GPT-4 : le vaisseau amiral qui a relevé la barre (2023)
GPT-4 d'OpenAI savait lire les images autant que le texte et obtenait de bons scores à des examens conçus pour les humains, scellant une course commerciale féroce et un secret qui a troublé les chercheurs.
Quatre mois après que ChatGPT eut fait des modèles de langage un phénomène de masse, OpenAI a lancé GPT-4 le 14 mars 2023. Il fut présenté comme un vaisseau amiral plus sûr et plus puissant, et devint vite le modèle vers lequel on se tournait pour la meilleure réponse disponible.
Ce qui était nouveau
GPT-4 a progressé sur deux fronts à la fois :
- La multimodalité. Là où les grands modèles de langage antérieurs ne traitaient que du texte, GPT-4 pouvait aussi prendre des images en entrée : décrire une photo, lire un graphique ou expliquer un mème. Cela signalait que la recette du Transformer ne se limitait pas aux mots.
- Des performances de type examen. OpenAI a rapporté que GPT-4 atteignait des percentiles élevés à des tests conçus pour des humains, des examens du barreau aux matières avancées. Ces références sont imparfaites, mais les chiffres à la une ont réinitialisé les attentes sur ce que peut faire un modèle généraliste.

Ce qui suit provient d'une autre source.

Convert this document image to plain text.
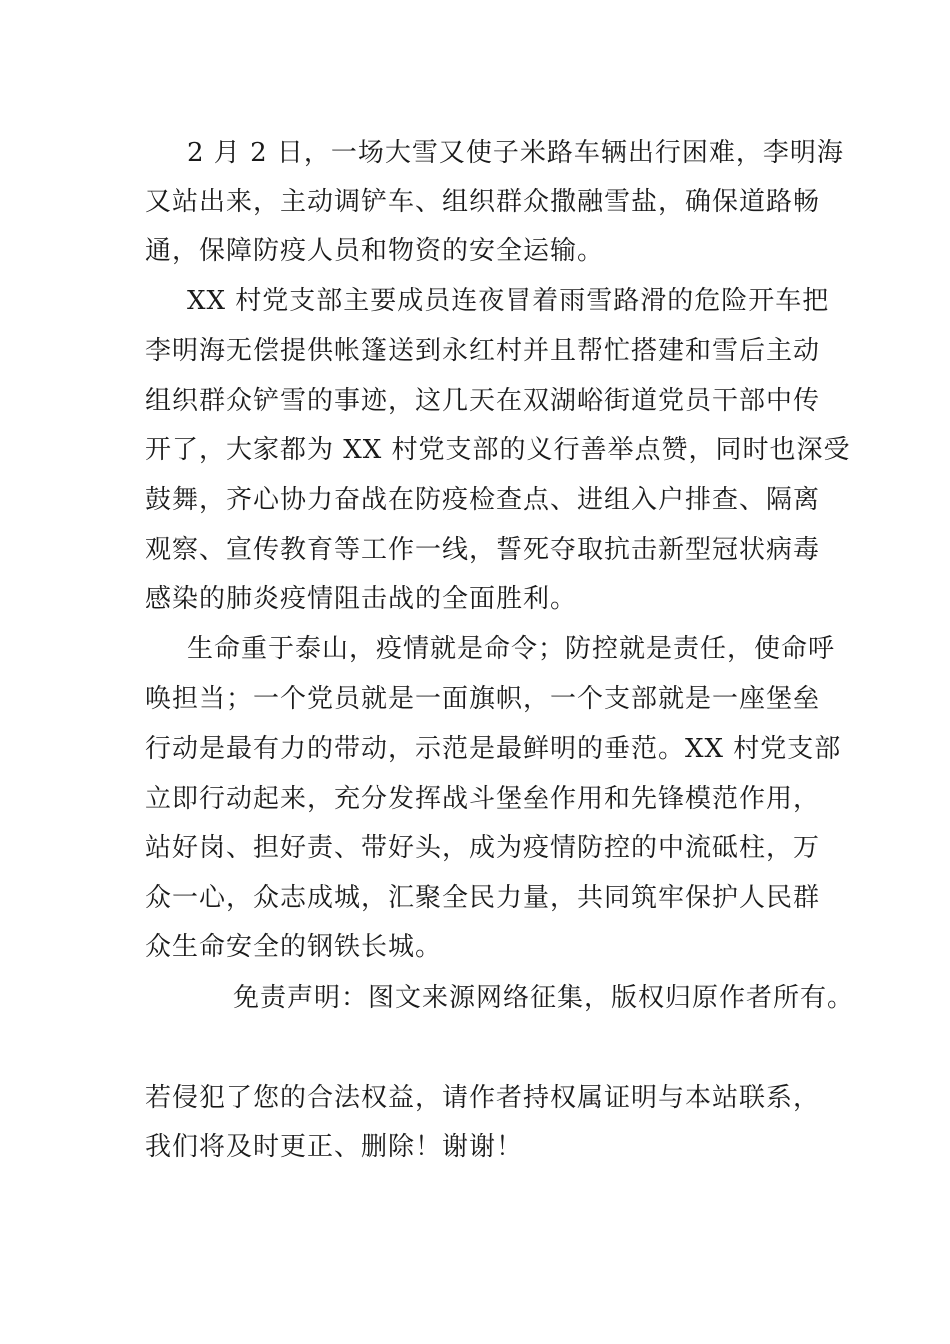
2 月 2 日，一场大雪又使子米路车辆出行困难，李明海
又站出来，主动调铲车、组织群众撒融雪盐，确保道路畅
通，保障防疫人员和物资的安全运输。
XX 村党支部主要成员连夜冒着雨雪路滑的危险开车把
李明海无偿提供帐篷送到永红村并且帮忙搭建和雪后主动
组织群众铲雪的事迹，这几天在双湖峪街道党员干部中传
开了，大家都为 XX 村党支部的义行善举点赞，同时也深受
鼓舞，齐心协力奋战在防疫检查点、进组入户排查、隔离
观察、宣传教育等工作一线，誓死夺取抗击新型冠状病毒
感染的肺炎疫情阻击战的全面胜利。
生命重于泰山，疫情就是命令；防控就是责任，使命呼
唤担当；一个党员就是一面旗帜，一个支部就是一座堡垒
行动是最有力的带动，示范是最鲜明的垂范。XX 村党支部
立即行动起来，充分发挥战斗堡垒作用和先锋模范作用，
站好岗、担好责、带好头，成为疫情防控的中流砥柱，万
众一心，众志成城，汇聚全民力量，共同筑牢保护人民群
众生命安全的钢铁长城。
免责声明：图文来源网络征集，版权归原作者所有。
若侵犯了您的合法权益，请作者持权属证明与本站联系，
我们将及时更正、删除！谢谢！
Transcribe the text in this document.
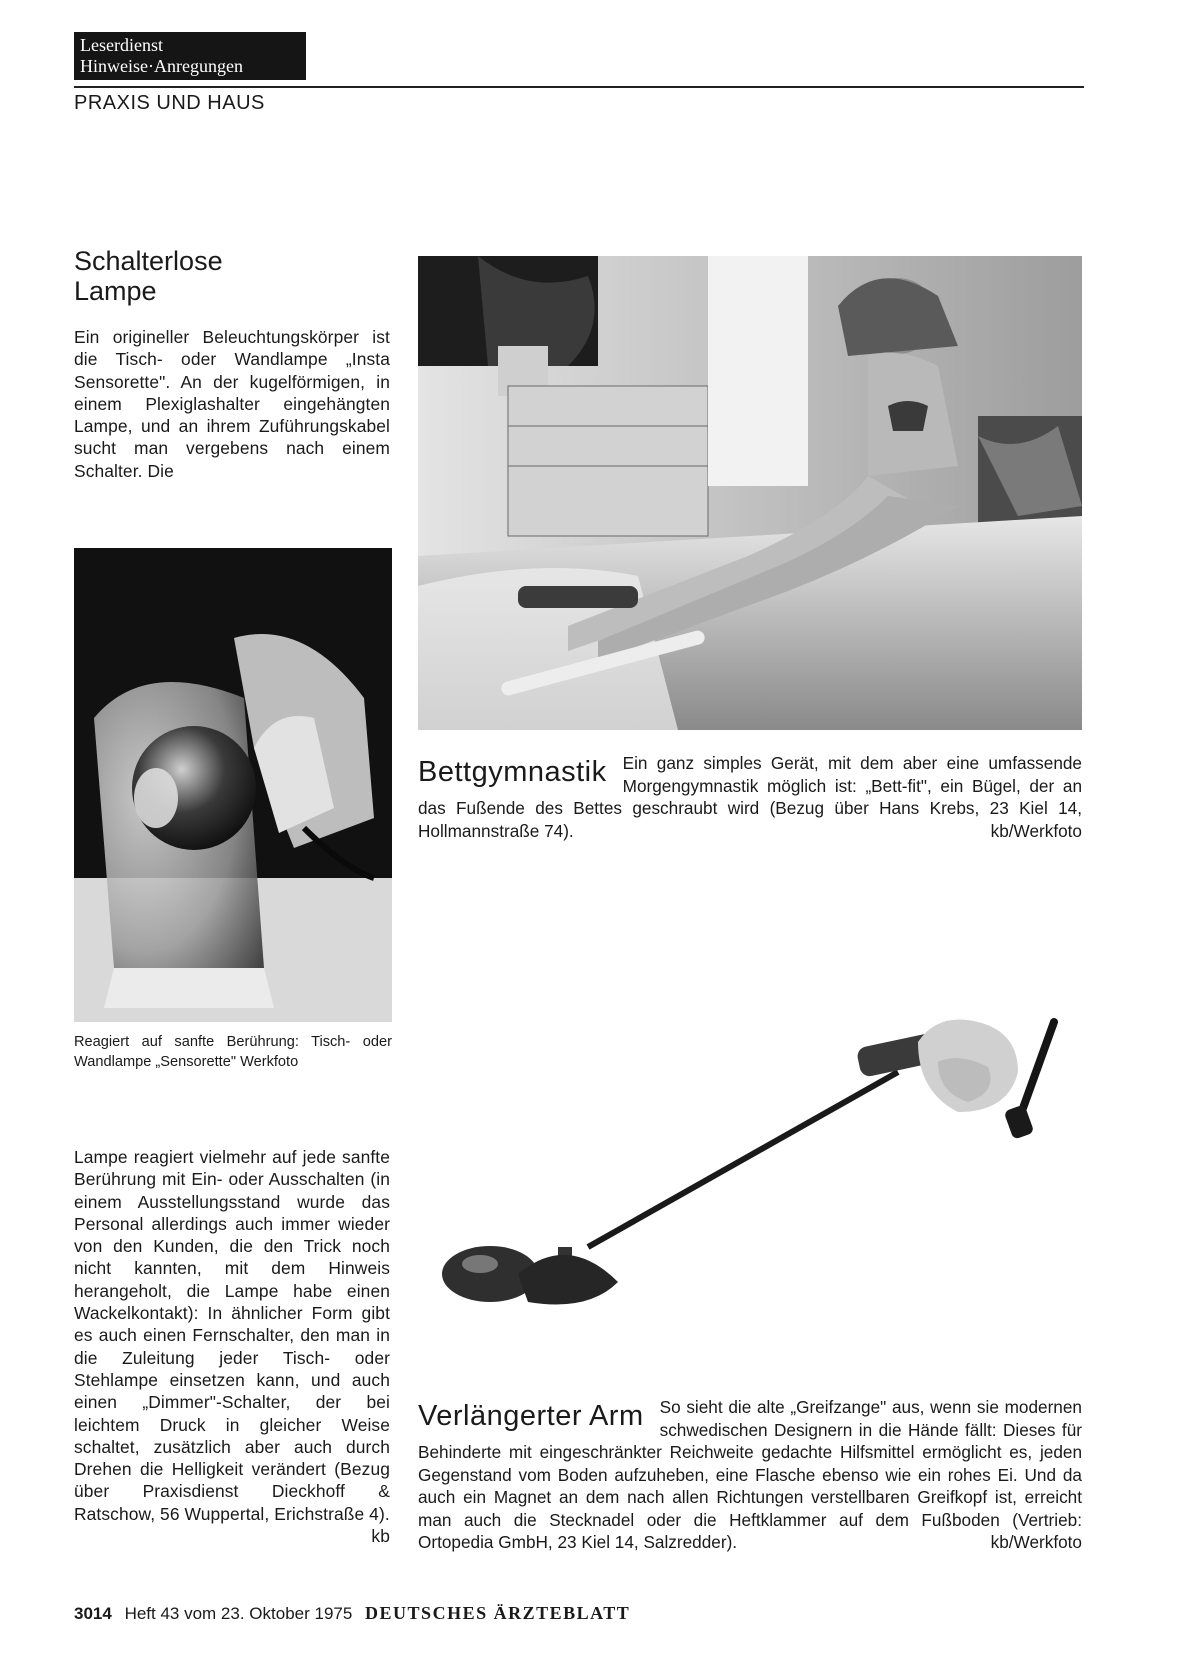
Leserdienst
Hinweise·Anregungen
PRAXIS UND HAUS
Schalterlose
Lampe

Ein origineller Beleuchtungskörper ist die Tisch- oder Wandlampe „Insta Sensorette". An der kugelförmigen, in einem Plexiglashalter eingehängten Lampe, und an ihrem Zuführungskabel sucht man vergebens nach einem Schalter. Die

Reagiert auf sanfte Berührung: Tisch- oder Wandlampe „Sensorette" Werkfoto

Lampe reagiert vielmehr auf jede sanfte Berührung mit Ein- oder Ausschalten (in einem Ausstellungsstand wurde das Personal allerdings auch immer wieder von den Kunden, die den Trick noch nicht kannten, mit dem Hinweis herangeholt, die Lampe habe einen Wackelkontakt): In ähnlicher Form gibt es auch einen Fernschalter, den man in die Zuleitung jeder Tisch- oder Stehlampe einsetzen kann, und auch einen „Dimmer"-Schalter, der bei leichtem Druck in gleicher Weise schaltet, zusätzlich aber auch durch Drehen die Helligkeit verändert (Bezug über Praxisdienst Dieckhoff & Ratschow, 56 Wuppertal, Erichstraße 4).
kb

Bettgymnastik Ein ganz simples Gerät, mit dem aber eine umfassende Morgengymnastik möglich ist: „Bett-fit", ein Bügel, der an das Fußende des Bettes geschraubt wird (Bezug über Hans Krebs, 23 Kiel 14, Hollmannstraße 74).	kb/Werkfoto
Verlängerter Arm So sieht die alte „Greifzange" aus, wenn sie modernen schwedischen Designern in die Hände fällt: Dieses für Behinderte mit eingeschränkter Reichweite gedachte Hilfsmittel ermöglicht es, jeden Gegenstand vom Boden aufzuheben, eine Flasche ebenso wie ein rohes Ei. Und da auch ein Magnet an dem nach allen Richtungen verstellbaren Greifkopf ist, erreicht man auch die Stecknadel oder die Heftklammer auf dem Fußboden (Vertrieb: Ortopedia GmbH, 23 Kiel 14, Salzredder).	kb/Werkfoto
3014 Heft 43 vom 23. Oktober 1975 DEUTSCHES ÄRZTEBLATT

Sous le capot, il restait un Transformer mis à l’échelle dans la tradition de GPT-3, affiné par retour humain pour se comporter en assistant utile.
Le tournant du secret
GPT-4 a aussi marqué un changement dans la façon dont le domaine partage ses travaux. Invoquant la concurrence et la sécurité, OpenAI s’est abstenu de publier la taille, l’architecture ou les données d’entraînement du modèle. Le rapport d’accompagnement se lisait davantage comme une fiche produit que comme un article scientifique.

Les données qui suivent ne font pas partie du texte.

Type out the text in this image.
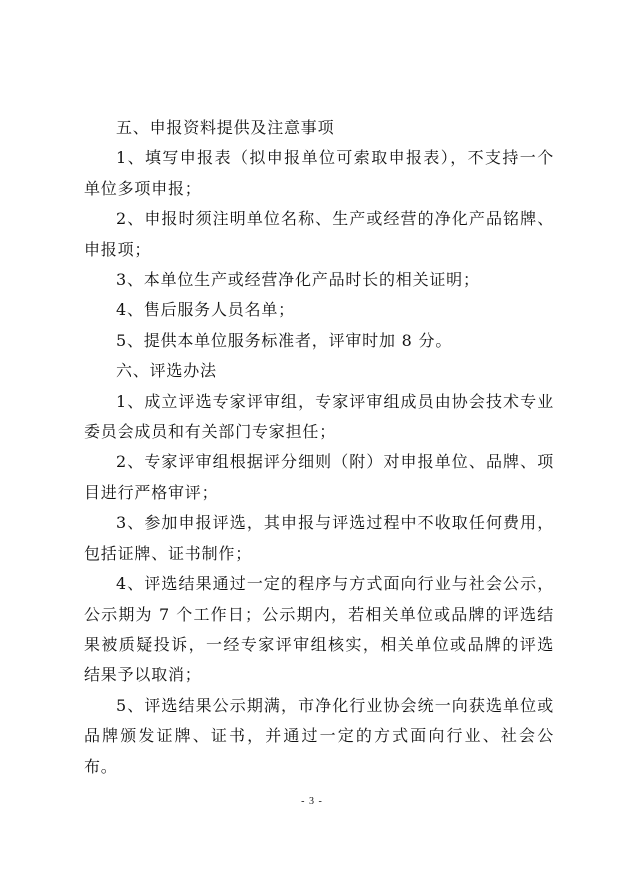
五、申报资料提供及注意事项

1、填写申报表（拟申报单位可索取申报表），不支持一个单位多项申报；

2、申报时须注明单位名称、生产或经营的净化产品铭牌、申报项；

3、本单位生产或经营净化产品时长的相关证明；

4、售后服务人员名单；

5、提供本单位服务标准者，评审时加 8 分。

六、评选办法

1、成立评选专家评审组，专家评审组成员由协会技术专业委员会成员和有关部门专家担任；

2、专家评审组根据评分细则（附）对申报单位、品牌、项目进行严格审评；

3、参加申报评选，其申报与评选过程中不收取任何费用，包括证牌、证书制作；

4、评选结果通过一定的程序与方式面向行业与社会公示，公示期为 7 个工作日；公示期内，若相关单位或品牌的评选结果被质疑投诉，一经专家评审组核实，相关单位或品牌的评选结果予以取消；

5、评选结果公示期满，市净化行业协会统一向获选单位或品牌颁发证牌、证书，并通过一定的方式面向行业、社会公布。

- 3 -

Pour une discipline bâtie sur la publication ouverte, de la référence ImageNet à l’article du Transformer, ce fut un changement notable. Il a nourri un débat plus large : les modèles les plus capables resteront-ils inspectables, ou deviendront-ils des produits fermés ?
Pourquoi c’est important
GPT-4 a confirmé que l’assistant dévoilé avec ChatGPT n’était pas un coup isolé. Il a fixé une barre de capacité que la concurrence a passé l’année suivante à poursuivre, et ses démonstrations multimodales préfiguraient un avenir où un seul modèle traite texte, images et davantage.
Les sorties qui ont suivi, de Gemini de Google aux challengers à poids ouverts comme Llama 2, se comprennent mieux comme des réponses au standard fixé par GPT-4.